Nor would Indiana procedural rules offer Richard any refuge even if they applied. Indiana Rule of Trial Procedure 23.1 echoes the requirements of the federal rule, providing that a derivative complaint “shall allege that the plaintiff was a shareholder or member or holder of an interest, legal or equitable, in such shares or membership at the time of the transaction ․ or that his share or membership thereafter devolved on him by operation of law.” Neither the federal nor the state rule contemplates an action by a non-member director with no legal or beneficial interest in the corporation.
2. Policy Concerns
Lacking a legal basis for his theory of derivative standing, Richard invokes public policy concerns. He argues that a rule barring directors from pursuing derivative claims on behalf of memberless nonprofit corporations would “allow for a wrong without a remedy.” He adds that the “logical extension of defendants' argument would leave the [Corporation] with no recourse for a director's fraud or even embezzlement.”
The argument overlooks a number of other remedies that are less susceptible to private misuse. The Nonprofit Corporation Act authorizes a variety of mechanisms (including two that Richard himself invokes in support of his individual claims) to address such issues as deadlock or director misconduct. For example, the Act authorizes suit by a director or by the attorney general to enjoin corporate acts where third parties have not acquired relevant rights. Ind. Code § 23-17-4-4(b). The Act also authorizes suit by the corporation itself or by ten percent of members of a voting class to remove a director who engages in specified misconduct, such as fraud or gross abuse of discretion. § 23-17-12-13. The Act provides for administrative dissolution if the secretary of state receives credible evidence that the corporation is engaging in illegal or ultra vires acts. § 23-17-23-1(5). It also provides for judicial dissolution in an action brought by the attorney general if the corporation abuses its authority, § 23-17-24-1(a)(1)(B), or in an action brought by a director or a small consortium of members if the directors are deadlocked or engaged in illegal, oppressive, or fraudulent conduct, § 23-17-24-1(a)(2)(A)–(B). And the Act empowers the attorney general to request a variety of remedies in addition to dissolution, including injunctive relief and the appointment or removal of trustees, officers, or directors. § 23-17-24-1.5(b). These provisions are only illustrative; the Act authorizes additional remedies. The point is simply that the absence of a non-member director's derivative action would not leave memberless nonprofit corporations (like the Corporation here) without legal protection from wrongdoing by directors or others.

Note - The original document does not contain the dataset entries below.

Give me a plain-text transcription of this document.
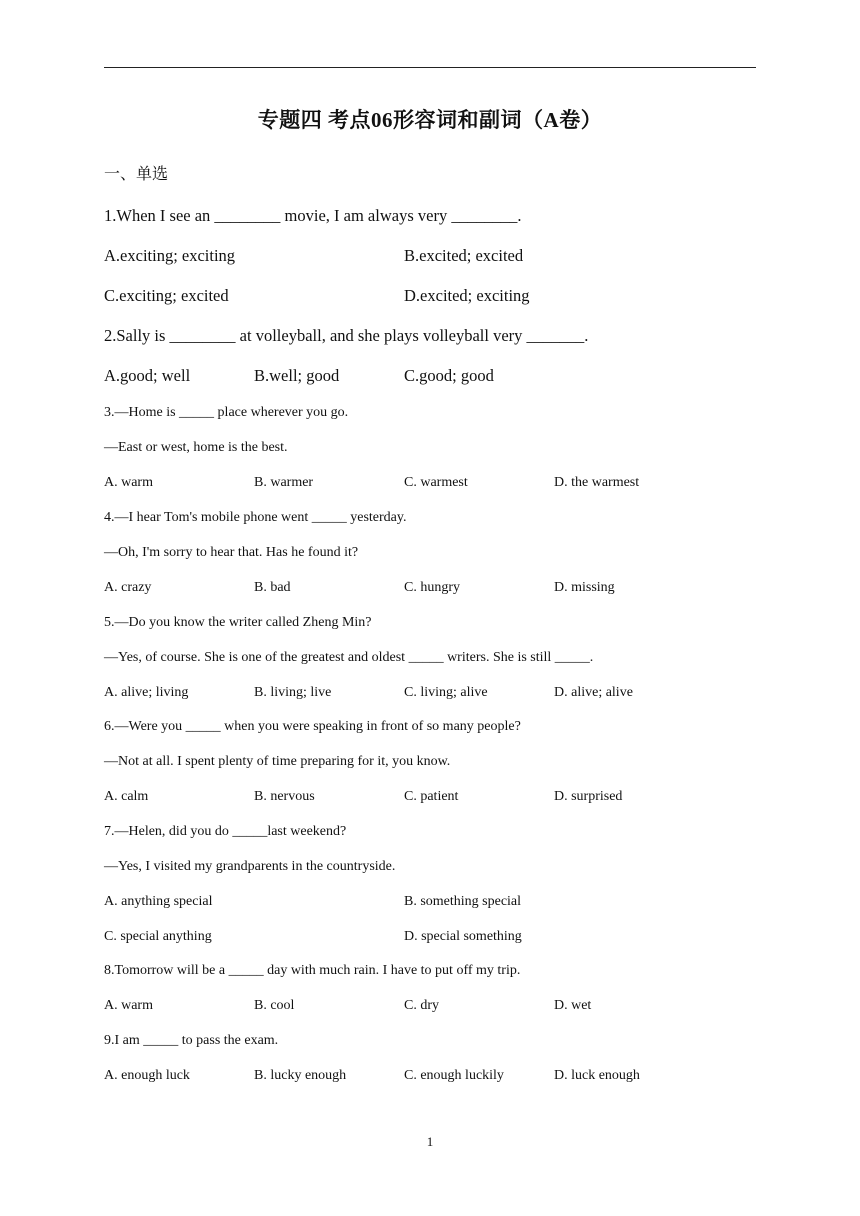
专题四 考点06形容词和副词（A卷）
一、单选
1.When I see an ________ movie, I am always very ________.
A.exciting; exciting	B.excited; excited
C.exciting; excited	D.excited; exciting
2.Sally is ________ at volleyball, and she plays volleyball very _______.
A.good; well	B.well; good	C.good; good
3.—Home is _____ place wherever you go.
—East or west, home is the best.
A. warm	B. warmer	C. warmest	D. the warmest
4.—I hear Tom's mobile phone went _____ yesterday.
—Oh, I'm sorry to hear that. Has he found it?
A. crazy	B. bad	C. hungry	D. missing
5.—Do you know the writer called Zheng Min?
—Yes, of course. She is one of the greatest and oldest _____ writers. She is still _____.
A. alive; living	B. living; live	C. living; alive	D. alive; alive
6.—Were you _____ when you were speaking in front of so many people?
—Not at all. I spent plenty of time preparing for it, you know.
A. calm	B. nervous	C. patient	D. surprised
7.—Helen, did you do _____last weekend?
—Yes, I visited my grandparents in the countryside.
A. anything special	B. something special
C. special anything	D. special something
8.Tomorrow will be a _____ day with much rain. I have to put off my trip.
A. warm	B. cool	C. dry	D. wet
9.I am _____ to pass the exam.
A. enough luck	B. lucky enough	C. enough luckily	D. luck enough
1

Even if the exclusion of a derivative remedy for memberless nonprofit corporations could result in some unchecked corporate mischief, it is no answer that the law guarantees a remedy for every wrong. The law has many doctrines and exceptions that limit the power of courts to redress even substantial harms. For example, immunity doctrines shield certain classes of government defendants from liability for misconduct. Judges, prosecutors, and officials who fill quasi-judicial and quasi-prosecutorial roles are entitled to absolute immunity from damages stemming from many of their official acts, no matter how erroneous or harmful. Brunson v. Murray, 843 F.3d 698, 710 (7th Cir. 2016). Other government officials who do not enjoy absolute immunity are nonetheless shielded by qualified immunity, a robust doctrine that “protects government officials ‘from liability for civil damages insofar as their conduct does not violate clearly established statutory or constitutional rights of which a reasonable person would have known.’ ” Pearson v. Callahan, 555 U.S. 223, 231 (2009), quoting Harlow v. Fitzgerald, 457 U.S. 800, 818 (1982). More broadly, doctrines of sovereign immunity bar or limit relief for many torts or breaches of contract by governments. Compare, e.g., FDIC v. Meyer, 510 U.S. 471, 475 (1994) (“Absent a waiver, sovereign immunity shields the Federal Government and its agencies from suit.”), with Hess v. Port Authority Trans-Hudson Corp., 513 U.S. 30, 39 (1994) (“The Eleventh Amendment largely shields States from suit in federal court without their consent ․ .”), and Alden v. Maine, 527 U.S. 706, 713 (1999) (“[T]he States' immunity from suit is a fundamental aspect of the sovereignty which the States enjoyed before the ratification of the Constitution, and which they retain today ․ .”). Some statutes provide heightened standards of liability for certain classes of defendants (such as Good Samaritan volunteers) who act in ways that society values, even if harm results in a particular case. E.g., Ind. Code § 34-30-12-1 (person who gratuitously renders emergency care at scene of accident is generally immune from liability for injuries unless person's acts or omissions involved gross negligence or willful or wanton misconduct); § 34-30-12-2 (same for person who has completed a CPR training course and who attempts to gratuitously administer CPR to a victim of a medical emergency).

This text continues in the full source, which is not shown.